The Institute's comment letter on the proposed "fund profile" strongly supports the Commission's proposal to authorize the use of fund "profiles" and urges the Commission to act expeditiously in adopting a final profile rule. The letter supports the Commission's proposal to permit a profile to contain information about more than one fund and supports the proposed approach regarding disclosure of investment advisers, subadvisers, and portfolio managers. The Institute's letter also is very supportive of the Commission's efforts to permit funds to tailor a fund profile for retirement plan participants and specifically supports permitting funds to omit purchase and redemption information, distribution and taxation information, and information regarding fund services from profiles provided only to retirement plan investors.

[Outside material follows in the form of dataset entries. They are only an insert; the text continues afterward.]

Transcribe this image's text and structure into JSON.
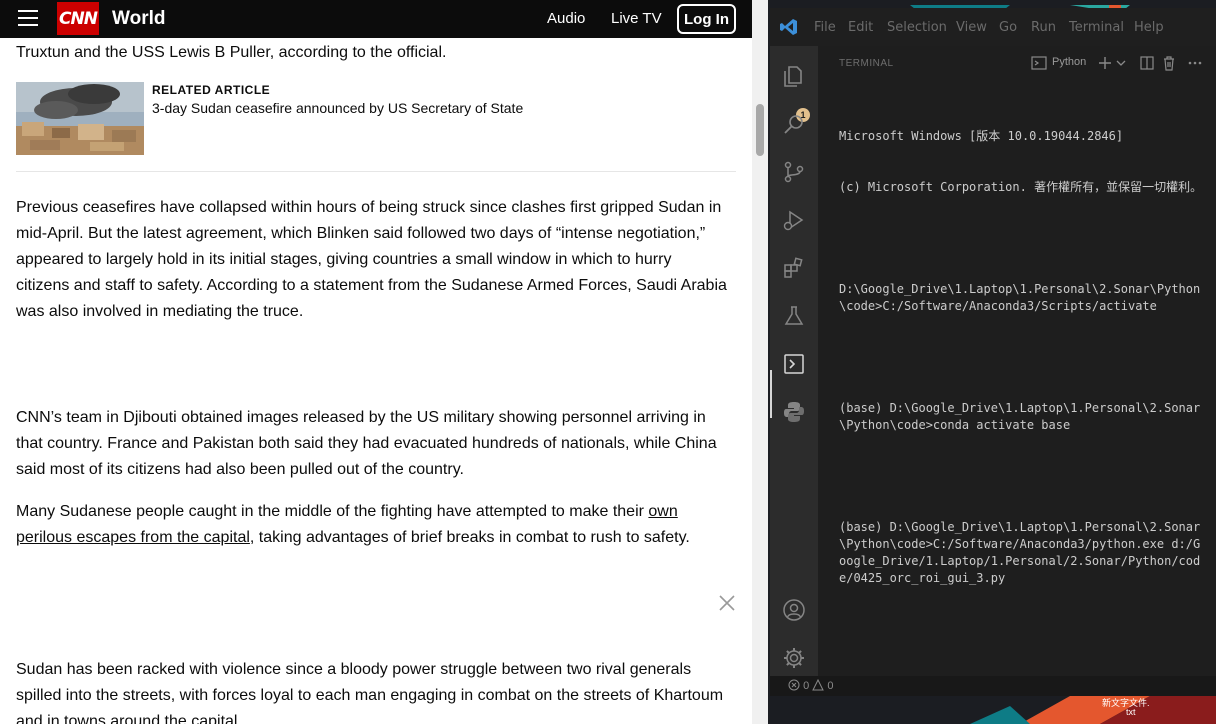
{
  "cnn": {
    "logo": "CNN",
    "section": "World",
    "nav": {
      "audio": "Audio",
      "live_tv": "Live TV",
      "login": "Log In"
    },
    "lead_line": "Truxtun and the USS Lewis B Puller, according to the official.",
    "related": {
      "label": "RELATED ARTICLE",
      "title": "3-day Sudan ceasefire announced by US Secretary of State"
    },
    "para1": "Previous ceasefires have collapsed within hours of being struck since clashes first gripped Sudan in mid-April. But the latest agreement, which Blinken said followed two days of “intense negotiation,” appeared to largely hold in its initial stages, giving countries a small window in which to hurry citizens and staff to safety. According to a statement from the Sudanese Armed Forces, Saudi Arabia was also involved in mediating the truce.",
    "para2": "CNN’s team in Djibouti obtained images released by the US military showing personnel arriving in that country. France and Pakistan both said they had evacuated hundreds of nationals, while China said most of its citizens had also been pulled out of the country.",
    "para3_before": "Many Sudanese people caught in the middle of the fighting have attempted to make their ",
    "para3_link": "own perilous escapes from the capital",
    "para3_after": ", taking advantages of brief breaks in combat to rush to safety.",
    "para4": "Sudan has been racked with violence since a bloody power struggle between two rival generals spilled into the streets, with forces loyal to each man engaging in combat on the streets of Khartoum and in towns around the capital."
  },
  "vscode": {
    "menu": [
      "File",
      "Edit",
      "Selection",
      "View",
      "Go",
      "Run",
      "Terminal",
      "Help"
    ],
    "source_control_badge": "1",
    "panel_title": "TERMINAL",
    "terminal_name": "Python",
    "terminal_lines": [
      "Microsoft Windows [版本 10.0.19044.2846]",
      "(c) Microsoft Corporation. 著作權所有，並保留一切權利。",
      "",
      "D:\\Google_Drive\\1.Laptop\\1.Personal\\2.Sonar\\Python\\code>C:/Software/Anaconda3/Scripts/activate",
      "",
      "(base) D:\\Google_Drive\\1.Laptop\\1.Personal\\2.Sonar\\Python\\code>conda activate base",
      "",
      "(base) D:\\Google_Drive\\1.Laptop\\1.Personal\\2.Sonar\\Python\\code>C:/Software/Anaconda3/python.exe d:/Google_Drive/1.Laptop/1.Personal/2.Sonar/Python/code/0425_orc_roi_gui_3.py"
    ],
    "status": {
      "errors": "0",
      "warnings": "0"
    }
  },
  "desktop": {
    "label1": "新文字文件.",
    "label2": "txt"
  },
  "colors": {
    "cnn_red": "#cc0000",
    "vscode_blue": "#3c8fd9",
    "badge": "#e2c08d"
  }
}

The letter also contains several recommendations designed to further enhance the utility of the profile and encourage its widespread use by funds as a supplement to their prospectuses. For example, the letter recommends that the Commission specifically limit the amount of purchase and redemption information that funds are required to provide in the profile. In addition, the letter recommends that the Commission only require a profile to be filed with the Commission prior to use in two circumstances—before its first use and when a fund has been added to an existing profile (and not, as proposed, each time a substantive change is made to an existing profile). The letter also suggests that the Commission reiterate the summary nature of the profile as providing a concise presentation of key information about a fund in a standard format. In addition, the letter urges the Commission to clarify the adequacy of the profile's contents by withdrawing the statement in the proposing release that "a fund would not be able to use a profile when material information relating to its particular circumstances is not addressed by the instructions for the 9 items of required disclosure." Finally, the letter urges the Commission to affirmatively state that a fund that complies in good faith with the Commission's instructions in the preparation and distribution of a profile should be able to rely on Section 19(a) of the Securities Act to defend against litigation that alleges that the fund omitted material information from the profile.
Fund Name Rule
The Institute's comment letter on the proposed fund name rule, Rule 35d-1 under the Investment Company Act, expresses general support for a requirement that funds with names that suggest they focus on a particular type of investment invest at least 80% of their net assets in the type of investment suggested by their name. The Institute's support, however, is conditioned upon the proposed rule being revised in three significant respects: (1) funds should not be required to adopt the 80% investment requirement as a fundamental policy; (2) the name rule should apply only "under normal conditions;" and (3) the 80% standard should be based only on a fund's net assets, unless a fund has adopted a policy to borrow for investment purposes, in which case it should apply to the fund's net assets plus any such borrowings. These changes are designed to provide funds subject to the rule appropriate investment management flexibility. In this regard, the letter states that the requirements of the rule should not be so stringent as to discourage funds from using descriptive names.
In addition, the letter recommends that single-state money market funds be exempt from the proposed rule because of the limited supply of securities eligible for purchase by such funds. The letter also recommends that the Commission require funds with a stated maturity policy to have a commensurate duration policy, once a standardized methodology for calculating duration has been developed.